INSERT #SampleTransferIDSourceTable ( TransferID ) VALUES ( 1 )
INSERT #SampleTransferIDSourceTable ( TransferID ) VALUES ( 2 )
INSERT #SampleTransferIDSourceTable ( TransferID ) VALUES ( 4 )
INSERT #SampleTransferIDSourceTable ( TransferID ) VALUES ( 5 )
INSERT #SampleTransferIDSourceTable ( TransferID ) VALUES ( 6 )
INSERT #SampleTransferIDSourceTable ( TransferID ) VALUES ( 9 )
INSERT #SampleTransferIDSourceTable ( TransferID ) VALUES ( 10 )
INSERT #SampleTransferIDSourceTable ( TransferID ) VALUES ( 20 )
INSERT #SampleTransferIDSourceTable ( TransferID ) VALUES ( 21 )

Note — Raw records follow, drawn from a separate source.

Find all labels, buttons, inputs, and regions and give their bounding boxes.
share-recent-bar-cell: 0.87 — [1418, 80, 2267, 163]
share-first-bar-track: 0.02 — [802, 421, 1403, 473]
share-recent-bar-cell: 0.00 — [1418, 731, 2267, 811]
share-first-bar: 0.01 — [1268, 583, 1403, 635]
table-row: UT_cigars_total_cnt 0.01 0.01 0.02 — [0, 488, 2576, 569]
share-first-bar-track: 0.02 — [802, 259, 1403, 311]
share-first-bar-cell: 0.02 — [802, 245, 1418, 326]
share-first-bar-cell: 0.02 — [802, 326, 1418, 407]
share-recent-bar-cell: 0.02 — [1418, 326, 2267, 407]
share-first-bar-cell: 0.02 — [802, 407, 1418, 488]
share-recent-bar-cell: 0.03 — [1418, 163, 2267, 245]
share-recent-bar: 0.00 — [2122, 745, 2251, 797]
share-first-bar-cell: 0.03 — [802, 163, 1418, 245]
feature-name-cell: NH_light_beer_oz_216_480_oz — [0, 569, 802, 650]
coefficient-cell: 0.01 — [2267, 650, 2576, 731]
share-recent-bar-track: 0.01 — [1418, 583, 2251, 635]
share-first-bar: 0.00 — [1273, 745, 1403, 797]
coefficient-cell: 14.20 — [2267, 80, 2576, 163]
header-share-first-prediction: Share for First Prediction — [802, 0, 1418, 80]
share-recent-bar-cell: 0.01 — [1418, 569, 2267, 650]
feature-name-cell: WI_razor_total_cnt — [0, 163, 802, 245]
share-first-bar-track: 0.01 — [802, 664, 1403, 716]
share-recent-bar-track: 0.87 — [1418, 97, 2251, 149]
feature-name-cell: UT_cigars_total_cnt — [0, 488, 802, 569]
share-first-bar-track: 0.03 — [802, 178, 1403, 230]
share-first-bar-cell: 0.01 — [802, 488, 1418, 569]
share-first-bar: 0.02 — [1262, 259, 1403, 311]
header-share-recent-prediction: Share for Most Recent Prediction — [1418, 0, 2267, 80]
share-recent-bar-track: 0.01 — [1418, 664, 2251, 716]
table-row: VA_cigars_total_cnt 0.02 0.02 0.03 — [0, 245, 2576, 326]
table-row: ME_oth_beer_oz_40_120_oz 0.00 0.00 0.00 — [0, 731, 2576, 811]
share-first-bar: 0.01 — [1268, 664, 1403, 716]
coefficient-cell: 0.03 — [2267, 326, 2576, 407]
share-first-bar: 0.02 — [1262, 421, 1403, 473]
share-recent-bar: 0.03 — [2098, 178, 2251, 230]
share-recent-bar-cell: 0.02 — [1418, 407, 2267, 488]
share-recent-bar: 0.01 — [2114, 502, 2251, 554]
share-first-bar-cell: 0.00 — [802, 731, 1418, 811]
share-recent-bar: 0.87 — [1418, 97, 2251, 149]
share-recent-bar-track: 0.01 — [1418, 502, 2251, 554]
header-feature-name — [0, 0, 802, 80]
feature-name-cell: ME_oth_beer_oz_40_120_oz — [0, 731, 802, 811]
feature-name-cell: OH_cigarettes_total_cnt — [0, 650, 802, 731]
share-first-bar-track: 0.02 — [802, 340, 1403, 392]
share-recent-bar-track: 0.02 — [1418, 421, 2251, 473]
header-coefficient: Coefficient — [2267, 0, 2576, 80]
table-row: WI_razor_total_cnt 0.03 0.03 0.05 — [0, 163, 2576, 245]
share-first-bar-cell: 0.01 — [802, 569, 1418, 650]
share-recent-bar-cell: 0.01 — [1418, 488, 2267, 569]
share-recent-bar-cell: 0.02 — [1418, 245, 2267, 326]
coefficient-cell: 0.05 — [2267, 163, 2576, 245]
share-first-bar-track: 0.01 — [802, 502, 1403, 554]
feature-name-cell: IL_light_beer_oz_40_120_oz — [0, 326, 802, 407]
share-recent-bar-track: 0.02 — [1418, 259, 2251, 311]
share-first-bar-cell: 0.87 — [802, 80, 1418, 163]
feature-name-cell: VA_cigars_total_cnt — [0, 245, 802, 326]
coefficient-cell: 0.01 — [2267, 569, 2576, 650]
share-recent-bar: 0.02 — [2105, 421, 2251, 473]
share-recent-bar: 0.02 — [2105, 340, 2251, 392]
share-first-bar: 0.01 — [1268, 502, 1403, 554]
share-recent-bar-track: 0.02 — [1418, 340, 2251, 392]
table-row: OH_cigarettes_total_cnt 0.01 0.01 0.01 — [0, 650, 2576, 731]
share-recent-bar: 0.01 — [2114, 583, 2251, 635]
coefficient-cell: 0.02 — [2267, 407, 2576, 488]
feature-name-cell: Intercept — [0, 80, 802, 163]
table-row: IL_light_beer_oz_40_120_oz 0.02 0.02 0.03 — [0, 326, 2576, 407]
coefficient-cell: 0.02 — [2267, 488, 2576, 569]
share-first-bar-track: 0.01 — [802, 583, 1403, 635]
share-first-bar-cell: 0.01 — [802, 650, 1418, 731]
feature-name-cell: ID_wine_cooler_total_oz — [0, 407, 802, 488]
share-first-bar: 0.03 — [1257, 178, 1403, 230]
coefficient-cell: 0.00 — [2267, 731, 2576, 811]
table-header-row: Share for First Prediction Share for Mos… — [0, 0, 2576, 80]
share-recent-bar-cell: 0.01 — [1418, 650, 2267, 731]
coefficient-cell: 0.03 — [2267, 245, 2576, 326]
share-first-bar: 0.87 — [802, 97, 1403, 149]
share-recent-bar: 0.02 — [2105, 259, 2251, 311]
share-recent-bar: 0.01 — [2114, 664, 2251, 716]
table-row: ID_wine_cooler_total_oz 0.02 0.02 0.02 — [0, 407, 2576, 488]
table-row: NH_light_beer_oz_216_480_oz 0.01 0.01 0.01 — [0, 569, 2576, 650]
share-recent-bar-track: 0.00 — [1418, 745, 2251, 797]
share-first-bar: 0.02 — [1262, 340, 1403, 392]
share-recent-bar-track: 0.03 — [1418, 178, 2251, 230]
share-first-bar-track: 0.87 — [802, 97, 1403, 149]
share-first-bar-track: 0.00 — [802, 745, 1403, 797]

INSERT #SampleTransferIDSourceTable ( TransferID ) VALUES ( 24 )
INSERT #SampleTransferIDSourceTable ( TransferID ) VALUES ( 25 )
INSERT #SampleTransferIDSourceTable ( TransferID ) VALUES ( 30 )
INSERT #SampleTransferIDSourceTable ( TransferID ) VALUES ( 31 )
INSERT #SampleTransferIDSourceTable ( TransferID ) VALUES ( 33 )
INSERT #SampleTransferIDSourceTable ( TransferID ) VALUES ( 39 )
INSERT #SampleTransferIDSourceTable ( TransferID ) VALUES ( 40 )
INSERT #SampleTransferIDSourceTable ( TransferID ) VALUES ( 50 )
-- copy the transaction ids into a table with an identiy item.
-- When implemented add where clause before the order by to limit to the local StoreID
-- Zero row added so that it will find gaps before the lowest used row.
INSERT #WorkTable (TransferID)
SELECT 0
INSERT #WorkTable (TransferID)
SELECT TransferID FROM #SampleTransferIDSourceTable ORDER BY TransferID
-- copy that table to the new table with the diff column
INSERT #WorkTable2
SELECT WorkTableID,TransferID,TransferID - WorkTableID
FROM #WorkTable
--- gives us the (MachineID)th unused ID or the (MachineID)th id beyond the highest id used.
IF EXISTS (
SELECT Top 1
GapStart.TransferID + #MachineID - (GapStart.diff + 1)
FROM #WorkTable2 GapStart
INNER JOIN #WorkTable2 GapEnd
ON GapStart.WorkTableID = GapEnd.WorkTableID - 1
AND GapStart.diff < GapEnd.diff
AND gapEnd.diff >= (#MachineID - 1)
ORDER BY GapStart.TransferID
)
SELECT Top 1
GapStart.TransferID + #MachineID - (GapStart.diff + 1)
FROM #WorkTable2 GapStart
INNER JOIN #WorkTable2 GapEnd
ON GapStart.WorkTableID = GapEnd.WorkTableID - 1
AND GapStart.diff < GapEnd.diff
AND gapEnd.diff >= (#MachineID - 1)
ORDER BY GapStart.TransferID
ELSE
SELECT MAX(TransferID) + #MachineID FROM #SampleTransferIDSourceTable
Should work under MySql.
SELECT TOP 100
T1.ID + 1 AS FREE_ID
FROM TABLE1 T1
LEFT JOIN TABLE2 T2 ON T2.ID = T1.ID + 1
WHERE T2.ID IS NULL
are you allowed to have a utility table? if so i would create a table like so:
CREATE TABLE number_helper (
n INT NOT NULL
,PRIMARY KEY(n)
);
Fill it with all positive 32 bit integers (assuming the id you need to generate is a positive 32 bit integer)
Then you can select like so:
SELECT MIN(h.n) as nextID
FROM my_table t
LEFT JOIN number_helper h ON h.n = t.ID
WHERE t.ID IS NULL
Haven't actually tested this but it should work.